Death crash driver walks free from court
A female driver wept as she walked free from court last night after a jury cleared her of causing the death of a motorcyclist in a road crash.
Collisha Burch was found not guilty in Supreme Court of causing the death of mother of two Kerry Hollis by careless driving and another charge of causing her death by driving with a dangerous drug in her system.
Michael Hollis, Ms Hollis’s father-in-law, said he was “disappointed” with the outcome.
He added: “It’s kind of a bit of a travesty, I think all the evidence was there.”
Mr Hollis said his son has two young children who were left without a mother.
He added: “This is probably one of the worst decisions I have ever heard of in Bermuda. This is clear-cut and it’s a travesty.”
Mr Hollis added: “It just doesn’t make any sense, it makes no sense.”
Ms Hollis, who was 38 and from Southampton, died as a result of the collision on September 28 last year.
The unanimous verdict came after about three hours of deliberation by the jury. The court earlier heard Ms Hollis was riding a motorcycle east along Middle Road, near Five Star Island, and Ms Burch, 31, of Warwick, was driving a car in the opposite direction.
Larissa Burgess, for the prosecution, earlier told the court that the evidence showed Ms Burch’s car veered into the eastbound lane because the defendant was travelling too fast around a nearby bend and lost control.
She said: “Even the defendant’s evidence, there was speed involved despite her insisting 45km/h is not really speeding.
“She’s not been able to say in any specific way how she knew she was travelling at 45km/h, but you all know the speed limit is 35km/h.”
Ms Burgess added that the defence’s own expert witness said he did not see why a car would not be able to negotiate the turn at 35km/h, or even 45km/h.
The prosecutor also challenged Ms Burch’s claim that she had seen a bright light just before the collision but was unable to say where the light came from.
Ms Burgess said: “Even if you accept that this bright light did appear, you can think about how you would react to those circumstances.”
She also questioned why the defendant, on her own evidence, called family members immediately after the collision.

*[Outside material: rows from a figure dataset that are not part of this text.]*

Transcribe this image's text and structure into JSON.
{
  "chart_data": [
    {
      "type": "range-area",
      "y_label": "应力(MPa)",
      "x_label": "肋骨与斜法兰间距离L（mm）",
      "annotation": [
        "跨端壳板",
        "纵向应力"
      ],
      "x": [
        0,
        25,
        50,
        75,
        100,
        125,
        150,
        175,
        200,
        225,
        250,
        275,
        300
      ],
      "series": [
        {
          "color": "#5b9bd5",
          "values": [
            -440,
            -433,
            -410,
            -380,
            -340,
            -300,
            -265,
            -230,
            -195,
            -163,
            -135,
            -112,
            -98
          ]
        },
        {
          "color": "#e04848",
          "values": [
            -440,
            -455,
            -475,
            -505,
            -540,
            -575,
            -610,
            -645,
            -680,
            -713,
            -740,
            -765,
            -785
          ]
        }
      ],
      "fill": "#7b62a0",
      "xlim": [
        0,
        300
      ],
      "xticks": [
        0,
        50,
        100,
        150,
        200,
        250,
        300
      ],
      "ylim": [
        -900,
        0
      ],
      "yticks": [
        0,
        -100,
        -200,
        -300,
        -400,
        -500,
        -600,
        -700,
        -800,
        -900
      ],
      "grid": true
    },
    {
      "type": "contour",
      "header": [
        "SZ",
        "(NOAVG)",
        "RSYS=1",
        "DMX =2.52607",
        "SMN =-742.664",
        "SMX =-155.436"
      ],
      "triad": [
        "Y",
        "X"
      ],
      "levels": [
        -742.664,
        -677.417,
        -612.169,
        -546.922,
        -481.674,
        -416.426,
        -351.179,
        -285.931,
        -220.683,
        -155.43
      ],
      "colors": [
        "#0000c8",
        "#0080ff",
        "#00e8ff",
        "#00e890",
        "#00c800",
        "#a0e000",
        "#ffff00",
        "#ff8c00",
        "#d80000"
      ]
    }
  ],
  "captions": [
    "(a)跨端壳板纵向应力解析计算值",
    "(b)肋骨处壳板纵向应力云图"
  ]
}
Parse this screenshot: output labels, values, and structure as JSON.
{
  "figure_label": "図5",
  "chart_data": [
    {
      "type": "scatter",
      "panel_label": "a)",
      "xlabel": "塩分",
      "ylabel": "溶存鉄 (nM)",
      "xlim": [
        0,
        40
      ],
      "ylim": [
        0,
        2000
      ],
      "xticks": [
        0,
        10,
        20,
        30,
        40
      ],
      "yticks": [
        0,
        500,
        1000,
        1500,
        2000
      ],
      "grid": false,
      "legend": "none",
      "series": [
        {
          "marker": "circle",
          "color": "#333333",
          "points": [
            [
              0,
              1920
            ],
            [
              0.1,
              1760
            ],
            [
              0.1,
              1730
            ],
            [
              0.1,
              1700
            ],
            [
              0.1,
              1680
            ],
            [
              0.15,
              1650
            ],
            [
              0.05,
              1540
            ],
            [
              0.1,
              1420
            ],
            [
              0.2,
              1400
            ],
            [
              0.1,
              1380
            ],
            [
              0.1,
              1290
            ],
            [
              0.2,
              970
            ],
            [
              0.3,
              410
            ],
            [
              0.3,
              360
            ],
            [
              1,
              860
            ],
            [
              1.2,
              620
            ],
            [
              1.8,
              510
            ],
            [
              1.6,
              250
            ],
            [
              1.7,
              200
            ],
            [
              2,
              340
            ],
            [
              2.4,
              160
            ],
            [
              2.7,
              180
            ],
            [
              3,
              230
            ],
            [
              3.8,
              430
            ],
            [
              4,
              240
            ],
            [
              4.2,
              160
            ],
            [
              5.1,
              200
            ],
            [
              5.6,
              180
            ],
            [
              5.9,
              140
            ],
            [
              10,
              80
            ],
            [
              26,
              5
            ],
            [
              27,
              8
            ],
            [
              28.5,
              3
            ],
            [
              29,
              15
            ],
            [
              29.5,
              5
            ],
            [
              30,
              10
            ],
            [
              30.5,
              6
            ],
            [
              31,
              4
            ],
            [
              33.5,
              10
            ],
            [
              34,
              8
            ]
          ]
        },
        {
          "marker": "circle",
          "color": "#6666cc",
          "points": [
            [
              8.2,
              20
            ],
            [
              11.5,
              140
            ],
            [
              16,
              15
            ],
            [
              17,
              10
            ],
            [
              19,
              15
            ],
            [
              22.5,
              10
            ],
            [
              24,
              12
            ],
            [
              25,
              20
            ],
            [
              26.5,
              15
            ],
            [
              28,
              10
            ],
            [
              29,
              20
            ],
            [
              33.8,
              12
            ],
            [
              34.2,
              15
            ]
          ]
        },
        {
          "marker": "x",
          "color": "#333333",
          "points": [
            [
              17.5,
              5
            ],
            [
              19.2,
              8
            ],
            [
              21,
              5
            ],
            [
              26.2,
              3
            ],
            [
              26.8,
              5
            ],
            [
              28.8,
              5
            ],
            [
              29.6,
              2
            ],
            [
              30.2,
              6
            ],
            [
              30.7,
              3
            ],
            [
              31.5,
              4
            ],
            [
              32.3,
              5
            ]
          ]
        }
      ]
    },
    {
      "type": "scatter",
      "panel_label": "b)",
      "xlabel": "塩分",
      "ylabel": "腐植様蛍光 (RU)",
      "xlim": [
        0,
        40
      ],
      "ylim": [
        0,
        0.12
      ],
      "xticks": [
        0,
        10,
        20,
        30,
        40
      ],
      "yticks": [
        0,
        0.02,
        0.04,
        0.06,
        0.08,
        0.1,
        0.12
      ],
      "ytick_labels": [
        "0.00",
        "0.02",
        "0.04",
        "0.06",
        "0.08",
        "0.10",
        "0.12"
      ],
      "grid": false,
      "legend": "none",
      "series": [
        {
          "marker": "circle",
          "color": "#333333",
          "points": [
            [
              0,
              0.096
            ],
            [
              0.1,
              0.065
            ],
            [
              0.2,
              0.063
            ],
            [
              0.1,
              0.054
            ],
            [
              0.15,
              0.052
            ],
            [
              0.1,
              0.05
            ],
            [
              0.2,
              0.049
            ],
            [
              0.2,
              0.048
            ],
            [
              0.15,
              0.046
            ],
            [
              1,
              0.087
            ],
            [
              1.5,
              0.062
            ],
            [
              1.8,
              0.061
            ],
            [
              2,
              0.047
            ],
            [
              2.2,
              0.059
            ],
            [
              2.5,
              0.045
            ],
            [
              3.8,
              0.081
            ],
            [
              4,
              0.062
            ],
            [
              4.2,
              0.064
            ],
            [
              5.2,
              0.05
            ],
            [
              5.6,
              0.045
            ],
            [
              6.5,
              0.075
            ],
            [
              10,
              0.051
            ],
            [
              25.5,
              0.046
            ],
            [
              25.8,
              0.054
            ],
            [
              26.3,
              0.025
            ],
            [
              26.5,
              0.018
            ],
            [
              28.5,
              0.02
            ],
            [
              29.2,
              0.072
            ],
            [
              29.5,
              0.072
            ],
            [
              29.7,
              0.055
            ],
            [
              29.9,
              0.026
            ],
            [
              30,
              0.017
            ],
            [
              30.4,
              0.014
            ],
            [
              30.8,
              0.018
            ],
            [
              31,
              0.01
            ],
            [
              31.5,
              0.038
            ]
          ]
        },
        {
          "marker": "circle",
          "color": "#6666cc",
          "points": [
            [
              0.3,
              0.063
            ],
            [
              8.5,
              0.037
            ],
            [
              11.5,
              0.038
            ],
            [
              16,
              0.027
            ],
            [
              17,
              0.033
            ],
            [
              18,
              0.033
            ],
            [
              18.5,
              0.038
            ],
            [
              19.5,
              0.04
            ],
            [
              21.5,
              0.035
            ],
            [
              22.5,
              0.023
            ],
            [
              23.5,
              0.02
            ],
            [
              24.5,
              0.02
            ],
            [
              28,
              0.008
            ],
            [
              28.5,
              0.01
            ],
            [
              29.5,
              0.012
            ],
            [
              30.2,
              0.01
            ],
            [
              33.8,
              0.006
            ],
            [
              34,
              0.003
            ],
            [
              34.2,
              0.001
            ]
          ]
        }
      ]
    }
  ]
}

Ms Burgess said: “Ms Burch’s tells you that on her recollection after the collision, she got out of her car. She ran over to Ms Hollis, went back to her car, got her phone and started making calls to her brother, to her aunt, her family. Everybody but 911.”
Ms Burgess also directed the jury to the results of Ms Burch’s blood test, which found that she had used cannabis.
The prosecutor said: “She told you on the stand that she does or did in fact smoke cannabis. She said she smoked once or twice a week. She said she smoked three times per month. She then said she smoked when she was in the UK on her trip.”
But Ms Burgess also argued that the charge was that Ms Burch, 31, had a dangerous drug in her blood at the time of the crash, not that she was impaired.
Marc Daniels, Ms Burch’s defence lawyer, argued that the Crown’s case was full of holes and unanswered questions.
He said the police investigation had focused on Ms Burch without having considered Ms Hollis’s driving.
Mr Daniels said: “We don’t have any evidence of speed. We don’t know about how fast Ms Burch was travelling, nor do we have any evidence about how fast or slow Ms Hollis was going.”
He added: “Was Ms Hollis speeding at all? Not to cast aspersions, but the simple reality is we don’t know.
“What was the manner of her driving? We don’t know. Did she have lights on?
“We could have known if the police had gone to Barnes Corner, collected the CCTV footage and reviewed it.”
Mr Daniels questioned why police did not properly inspect Ms Hollis’s motorcycle. He said: “It’s almost as if the Crown said Ms Hollis was killed.It happened on her side of the road. She has to have been in the right and there’s no need to investigate her side of the collision.”
Mr Daniels also argued there was a fundamental disagreement between expert witnesses about the effect of driving too fast around a corner.
Sergeant Olasunkanmi Akinmola, a police crash expert, told the court that a vehicle would lose control if it travels above a “critical curve speed”.
But an expert witness for the defence said the vehicle would travel to the outside of the curve in those circumstances while Ms Burch was alleged to have travelled to the inside of the curve.
Mr Daniels said that while Ms Burch had cannabis in her system, there was no evidence before the court that she was impaired by the drug or that it contributed to the collision.
He added the crash was an accident that took place at a frequent accident spot when conditions were dark and wet.
Mr Daniels said: “It seems like a case that has been created with not too much.”